By Amirah Mizrahi, Antonia House and Emily Ratner
When we disrupted Israeli Prime Minister Benyamin Netanyahu’s keynote speech at the Jewish Federations of North America’s annual general meeting last November in New Orleans, we were met with hisses, boos, verbal harassment and even physical attacks from other members of the audience. But criminal charges were never so much as mentioned. Yet, on September 23rd, ten students who interrupted Israeli Ambassador Michael Oren’s speech at UC Irvine in February 2010 were convicted of two misdemeanors for their participation in that protest. Today, October 11, 2011, is a national day of action to protest those unjust convictions. We think it’s a perfect opportunity to look at the similarities and differences in these two actions.

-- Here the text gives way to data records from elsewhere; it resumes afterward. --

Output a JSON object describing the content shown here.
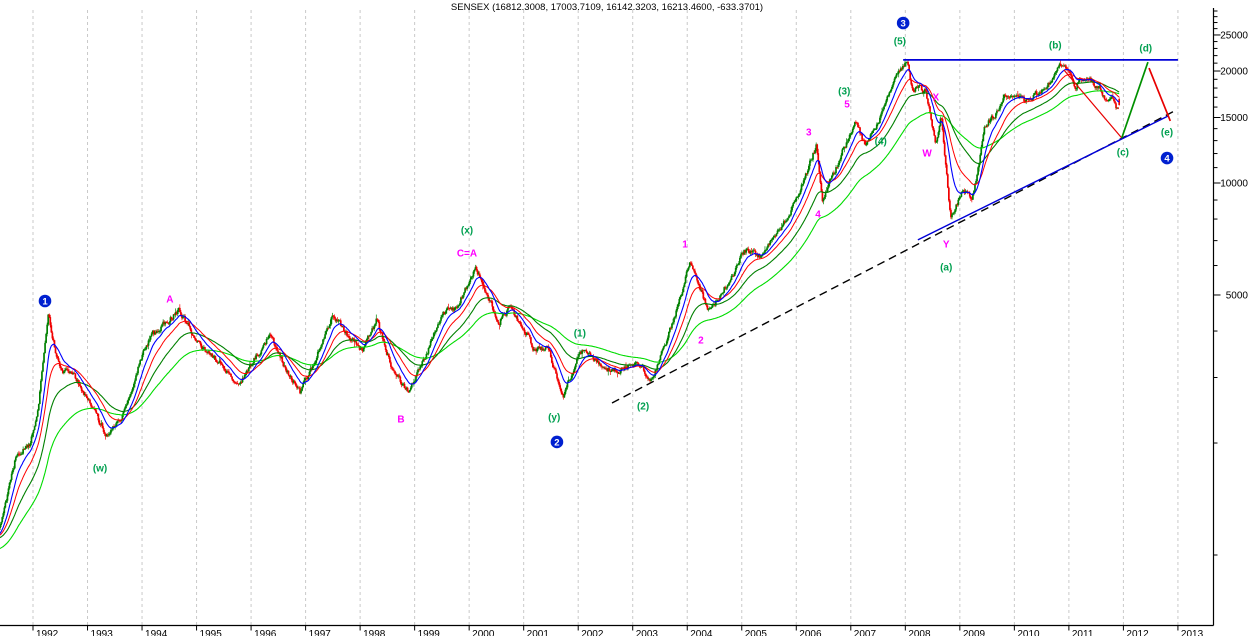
{
  "app": {
    "type": "charting-application",
    "background": "#FFFFFF"
  },
  "chart_data": {
    "type": "candlestick",
    "title": "SENSEX (16812.3008, 17003.7109, 16142.3203, 16213.4600, -633.3701)",
    "symbol": "SENSEX",
    "period": "weekly",
    "log_scale": true,
    "legend_position": "none",
    "grid": {
      "vertical_dashed_per_year": true,
      "horizontal": false,
      "color": "#C9C9C9"
    },
    "last_bar": {
      "open": 16812.3008,
      "high": 17003.7109,
      "low": 16142.3203,
      "close": 16213.46,
      "change": -633.3701
    },
    "x_axis": {
      "tick_years": [
        "1992",
        "1993",
        "1994",
        "1995",
        "1996",
        "1997",
        "1998",
        "1999",
        "2000",
        "2001",
        "2002",
        "2003",
        "2004",
        "2005",
        "2006",
        "2007",
        "2008",
        "2009",
        "2010",
        "2011",
        "2012",
        "2013"
      ],
      "range_years": [
        1991.39,
        2013.28
      ]
    },
    "y_axis": {
      "scale": "log",
      "major_ticks": [
        5000,
        10000,
        15000,
        20000,
        25000
      ],
      "labels": [
        "5000",
        "10000",
        "15000",
        "20000",
        "25000"
      ],
      "minor_tick_step": 1000,
      "minor_tick_range": [
        1000,
        29000
      ],
      "price_range_visible": [
        650,
        29500
      ]
    },
    "candles": {
      "up_color": "#008000",
      "down_color": "#F00000",
      "note": "weekly OHLC bars 1991-07 through 2011-12, generated from price_path_anchors"
    },
    "price_path_anchors": [
      [
        1989.5,
        720
      ],
      [
        1990.3,
        1050
      ],
      [
        1990.75,
        1370
      ],
      [
        1991.05,
        1000
      ],
      [
        1991.4,
        1190
      ],
      [
        1991.7,
        1880
      ],
      [
        1991.95,
        1957
      ],
      [
        1992.1,
        2550
      ],
      [
        1992.28,
        4400
      ],
      [
        1992.5,
        3100
      ],
      [
        1992.7,
        3150
      ],
      [
        1993.0,
        2620
      ],
      [
        1993.37,
        2080
      ],
      [
        1993.7,
        2460
      ],
      [
        1994.0,
        3450
      ],
      [
        1994.2,
        3920
      ],
      [
        1994.68,
        4550
      ],
      [
        1995.1,
        3560
      ],
      [
        1995.4,
        3320
      ],
      [
        1995.75,
        2860
      ],
      [
        1996.35,
        3900
      ],
      [
        1996.6,
        3250
      ],
      [
        1996.9,
        2730
      ],
      [
        1997.2,
        3400
      ],
      [
        1997.5,
        4450
      ],
      [
        1997.8,
        3850
      ],
      [
        1998.05,
        3550
      ],
      [
        1998.3,
        4280
      ],
      [
        1998.6,
        3150
      ],
      [
        1998.88,
        2760
      ],
      [
        1999.2,
        3400
      ],
      [
        1999.4,
        4100
      ],
      [
        1999.6,
        4650
      ],
      [
        1999.75,
        4560
      ],
      [
        2000.12,
        5950
      ],
      [
        2000.35,
        4870
      ],
      [
        2000.55,
        4250
      ],
      [
        2000.75,
        4640
      ],
      [
        2001.05,
        3940
      ],
      [
        2001.2,
        3560
      ],
      [
        2001.45,
        3640
      ],
      [
        2001.72,
        2620
      ],
      [
        2001.95,
        3300
      ],
      [
        2002.1,
        3540
      ],
      [
        2002.45,
        3180
      ],
      [
        2002.75,
        3130
      ],
      [
        2003.05,
        3310
      ],
      [
        2003.35,
        2950
      ],
      [
        2003.65,
        3860
      ],
      [
        2003.95,
        5300
      ],
      [
        2004.05,
        6250
      ],
      [
        2004.4,
        4480
      ],
      [
        2004.85,
        5700
      ],
      [
        2005.05,
        6600
      ],
      [
        2005.35,
        6350
      ],
      [
        2005.85,
        8150
      ],
      [
        2006.05,
        9400
      ],
      [
        2006.37,
        12650
      ],
      [
        2006.48,
        8950
      ],
      [
        2006.85,
        12200
      ],
      [
        2007.1,
        14700
      ],
      [
        2007.27,
        12480
      ],
      [
        2007.6,
        15600
      ],
      [
        2007.78,
        19100
      ],
      [
        2007.92,
        19900
      ],
      [
        2008.04,
        21100
      ],
      [
        2008.12,
        17800
      ],
      [
        2008.25,
        18050
      ],
      [
        2008.38,
        17600
      ],
      [
        2008.56,
        12600
      ],
      [
        2008.66,
        15350
      ],
      [
        2008.83,
        7950
      ],
      [
        2009.05,
        9650
      ],
      [
        2009.22,
        8950
      ],
      [
        2009.35,
        11100
      ],
      [
        2009.45,
        14350
      ],
      [
        2009.65,
        15100
      ],
      [
        2009.82,
        17150
      ],
      [
        2010.05,
        17450
      ],
      [
        2010.2,
        16450
      ],
      [
        2010.5,
        17850
      ],
      [
        2010.7,
        18800
      ],
      [
        2010.88,
        21050
      ],
      [
        2011.12,
        18150
      ],
      [
        2011.28,
        19400
      ],
      [
        2011.5,
        18400
      ],
      [
        2011.68,
        16900
      ],
      [
        2011.78,
        17250
      ],
      [
        2011.88,
        15900
      ],
      [
        2011.94,
        16213
      ]
    ],
    "moving_averages": [
      {
        "name": "ema-104-week",
        "period": 104,
        "color": "#00DC00",
        "width": 1.1
      },
      {
        "name": "ema-52-week",
        "period": 52,
        "color": "#008000",
        "width": 1.1
      },
      {
        "name": "ema-26-week",
        "period": 26,
        "color": "#FF0000",
        "width": 1.0
      },
      {
        "name": "ema-13-week",
        "period": 13,
        "color": "#0000FF",
        "width": 1.1
      }
    ],
    "trendlines": [
      {
        "name": "long-term-support-dashed",
        "color": "#000000",
        "dash": "8 5",
        "width": 1.4,
        "from": [
          2002.62,
          2563
        ],
        "to": [
          2012.97,
          15710
        ],
        "under_price": true
      },
      {
        "name": "post-2008-support-blue",
        "color": "#0000D8",
        "dash": "",
        "width": 1.4,
        "from": [
          2008.23,
          7030
        ],
        "to": [
          2012.82,
          15140
        ]
      },
      {
        "name": "top-resistance-blue",
        "color": "#0000D8",
        "dash": "",
        "width": 1.8,
        "from": [
          2007.96,
          21430
        ],
        "to": [
          2013.0,
          21430
        ]
      },
      {
        "name": "projection-decline-to-c",
        "color": "#E80000",
        "dash": "",
        "width": 1.2,
        "from": [
          2010.91,
          20130
        ],
        "to": [
          2011.97,
          13210
        ]
      },
      {
        "name": "projection-advance-to-d",
        "color": "#009000",
        "dash": "",
        "width": 1.7,
        "from": [
          2011.97,
          13210
        ],
        "to": [
          2012.45,
          21135
        ]
      },
      {
        "name": "projection-decline-to-e",
        "color": "#E80000",
        "dash": "",
        "width": 1.7,
        "from": [
          2012.47,
          20370
        ],
        "to": [
          2012.86,
          14680
        ]
      }
    ],
    "wave_labels": [
      {
        "text": "A",
        "color": "#FF00FF",
        "year": 1994.51,
        "price": 4877
      },
      {
        "text": "B",
        "color": "#FF00FF",
        "year": 1998.75,
        "price": 2321
      },
      {
        "text": "C=A",
        "color": "#FF00FF",
        "year": 1999.96,
        "price": 6482
      },
      {
        "text": "1",
        "color": "#FF00FF",
        "year": 2003.96,
        "price": 6853
      },
      {
        "text": "2",
        "color": "#FF00FF",
        "year": 2004.25,
        "price": 3784
      },
      {
        "text": "3",
        "color": "#FF00FF",
        "year": 2006.23,
        "price": 13708
      },
      {
        "text": "4",
        "color": "#FF00FF",
        "year": 2006.4,
        "price": 8255
      },
      {
        "text": "5",
        "color": "#FF00FF",
        "year": 2006.93,
        "price": 16310
      },
      {
        "text": "W",
        "color": "#FF00FF",
        "year": 2008.4,
        "price": 12040
      },
      {
        "text": "X",
        "color": "#FF00FF",
        "year": 2008.56,
        "price": 17030
      },
      {
        "text": "Y",
        "color": "#FF00FF",
        "year": 2008.75,
        "price": 6853
      },
      {
        "text": "(w)",
        "color": "#00A050",
        "year": 1993.23,
        "price": 1714
      },
      {
        "text": "(x)",
        "color": "#00A050",
        "year": 1999.96,
        "price": 7477
      },
      {
        "text": "(y)",
        "color": "#00A050",
        "year": 2001.56,
        "price": 2350
      },
      {
        "text": "(1)",
        "color": "#00A050",
        "year": 2002.03,
        "price": 3951
      },
      {
        "text": "(2)",
        "color": "#00A050",
        "year": 2003.19,
        "price": 2515
      },
      {
        "text": "(3)",
        "color": "#00A050",
        "year": 2006.88,
        "price": 17670
      },
      {
        "text": "(4)",
        "color": "#00A050",
        "year": 2007.55,
        "price": 12970
      },
      {
        "text": "(5)",
        "color": "#00A050",
        "year": 2007.9,
        "price": 24080
      },
      {
        "text": "(a)",
        "color": "#00A050",
        "year": 2008.75,
        "price": 5945
      },
      {
        "text": "(b)",
        "color": "#00A050",
        "year": 2010.75,
        "price": 23500
      },
      {
        "text": "(c)",
        "color": "#00A050",
        "year": 2011.99,
        "price": 12115
      },
      {
        "text": "(d)",
        "color": "#00A050",
        "year": 2012.41,
        "price": 23070
      },
      {
        "text": "(e)",
        "color": "#00A050",
        "year": 2012.8,
        "price": 13710
      }
    ],
    "circled_wave_numbers": [
      {
        "n": "1",
        "year": 1992.22,
        "price": 4817
      },
      {
        "n": "2",
        "year": 2001.61,
        "price": 2013
      },
      {
        "n": "3",
        "year": 2007.96,
        "price": 26920
      },
      {
        "n": "4",
        "year": 2012.8,
        "price": 11672
      }
    ],
    "colors": {
      "axis": "#000000",
      "grid": "#C9C9C9",
      "label_magenta": "#FF00FF",
      "label_green": "#00A050",
      "circle_blue": "#0020D0",
      "circle_text": "#FFFFFF",
      "title": "#000000"
    }
  }
}
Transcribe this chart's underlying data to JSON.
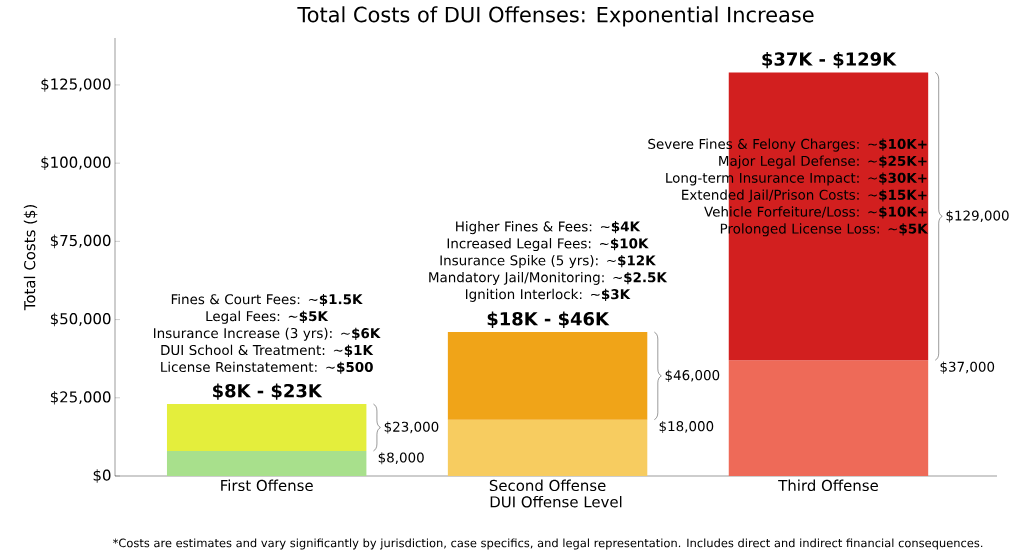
{
  "chart_data": {
    "type": "bar",
    "title": "Total Costs of DUI Offenses: Exponential Increase",
    "xlabel": "DUI Offense Level",
    "ylabel": "Total Costs ($)",
    "categories": [
      "First Offense",
      "Second Offense",
      "Third Offense"
    ],
    "stacked": true,
    "series": [
      {
        "colors": [
          "#a8e08c",
          "#f7cc60",
          "#ee6a58"
        ],
        "values": [
          8000,
          18000,
          37000
        ]
      },
      {
        "colors": [
          "#e4ee3c",
          "#f0a418",
          "#d21f1f"
        ],
        "values": [
          15000,
          28000,
          92000
        ]
      }
    ],
    "totals": [
      "$8K - $23K",
      "$18K - $46K",
      "$37K - $129K"
    ],
    "ylim": [
      0,
      140000
    ],
    "yticks": [
      {
        "value": 0,
        "label": "$0"
      },
      {
        "value": 25000,
        "label": "$25,000"
      },
      {
        "value": 50000,
        "label": "$50,000"
      },
      {
        "value": 75000,
        "label": "$75,000"
      },
      {
        "value": 100000,
        "label": "$100,000"
      },
      {
        "value": 125000,
        "label": "$125,000"
      }
    ],
    "annotations": [
      "Fines & Court Fees: ~**$1.5K**\nLegal Fees: ~**$5K**\nInsurance Increase (3 yrs): ~**$6K**\nDUI School & Treatment: ~**$1K**\nLicense Reinstatement: ~**$500**",
      "Higher Fines & Fees: ~**$4K**\nIncreased Legal Fees: ~**$10K**\nInsurance Spike (5 yrs): ~**$12K**\nMandatory Jail/Monitoring: ~**$2.5K**\nIgnition Interlock: ~**$3K**",
      "Severe Fines & Felony Charges: ~**$10K+**\nMajor Legal Defense: ~**$25K+**\nLong-term Insurance Impact: ~**$30K+**\nExtended Jail/Prison Costs: ~**$15K+**\nVehicle Forfeiture/Loss: ~**$10K+**\nProlonged License Loss: ~**$5K**",
      "$23,000",
      "$8,000",
      "$46,000",
      "$18,000",
      "$129,000",
      "$37,000",
      "*Costs are estimates and vary significantly by jurisdiction, case specifics, and legal representation. Includes direct and indirect financial consequences."
    ]
  }
}
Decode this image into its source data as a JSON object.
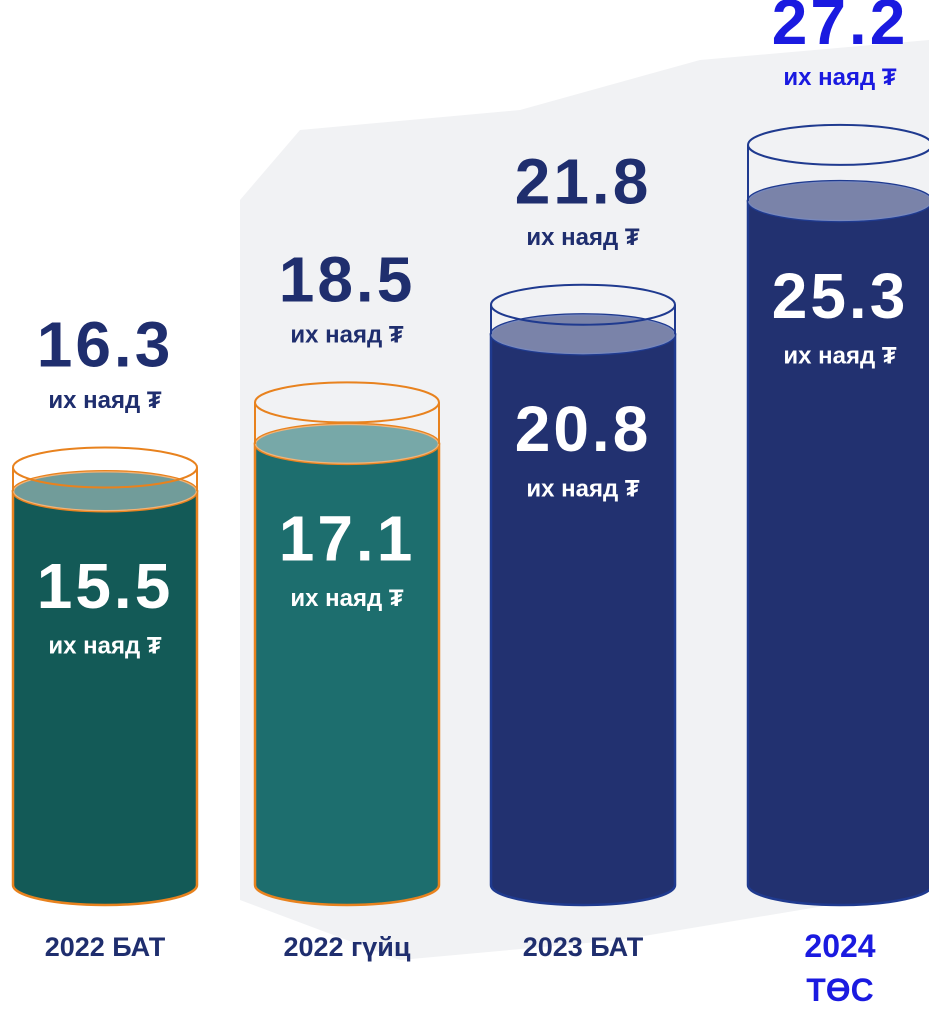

In both protests, each person who stood up to bring attention to crimes committed by the Israeli government acted non-violently, and cooperated fully with security personnel and the police. So what was the difference? Why were we not arrested, charged and tried while the Irvine 11 were? Logically, the opposite should have been true: our target was bigger – the Prime Minister of Israel; our venue was bigger – the largest Jewish event in North America; and our protest came later – inspired in part by the brave actions of the Irvine 11. But there is one more difference, and it proved to be the crucial one: we are Jews and the Irvine 11 are Muslims.
The Irvine 11 inspired us to openly challenge propaganda that whitewashes military occupation and grave violations of human rights and international law. The Irvine 11 pushed us to name these crimes that are all but silenced in mainstream American media and discourse, and to demand that Israel’s representatives address them. The Irvine 11 reminded us of our moral responsibility to protest the Israeli military aggression that led to the deaths of over 1,400 Gazans during Operation Cast Lead in 2008-9, the humiliation and human rights abuses suffered by Palestinians on a daily basis, the illegal wall and settlements that separate Palestinians from their families and their livelihoods, and the second-class citizenship of Palestinian-Israelis.
But now, Orange County’s criminal justice system has sent a message that the Israeli ambassador’s right to speak without interruption is more worthy of protection than the right of American citizens to protest the illegal and unconscionable actions of Israel’s government, a government that is given access to countless forums in the United States – from New York Times op-eds, to CNN, to college campuses, to Congress – to perpetuate propaganda that whitewashes its crimes. Even more disturbing, the fact that the Irvine 11 were charged and tried while we were let off without a mark (as were other non-Muslim protesters in Orange County who later interrupted Dick Cheney and George W. Bush) is testament to the influence of Islamophobia, anti-Arab racism and blind support for Israel on contemporary American society and political discourse.
The day the Irvine 11 were convicted was a shameful day for the American legal system. The principle of free expression is fundamental to democracy, and the Irvine 11’s conviction constitutes a chilling attack on all Americans’ right to free speech. Moreover, this clear targeting of a minority group should set off alarm bells for those who abhor racism and strive for the protection of equal rights for all citizens, regardless of religion or ethnicity. We fear for those whom our justice system would silence in order to protect the powerful.
We join the administration of UC Irvine and the dean of UC Irvine’s law school, along with proponents of free speech and human rights throughout the country, in condemning the targeting of Muslim students by the Orange County District Attorney’s office. We take heart in the bravery of people just like us who are occupying cities across the United States, demanding an end to a system that privileges the voices and values of the powerful over the needs and rights of the many. We stand with the Irvine 11 as they move forward with their appeal, as we stand with all those who refuse to be cowed by state repression in the struggle for social justice. Join us today.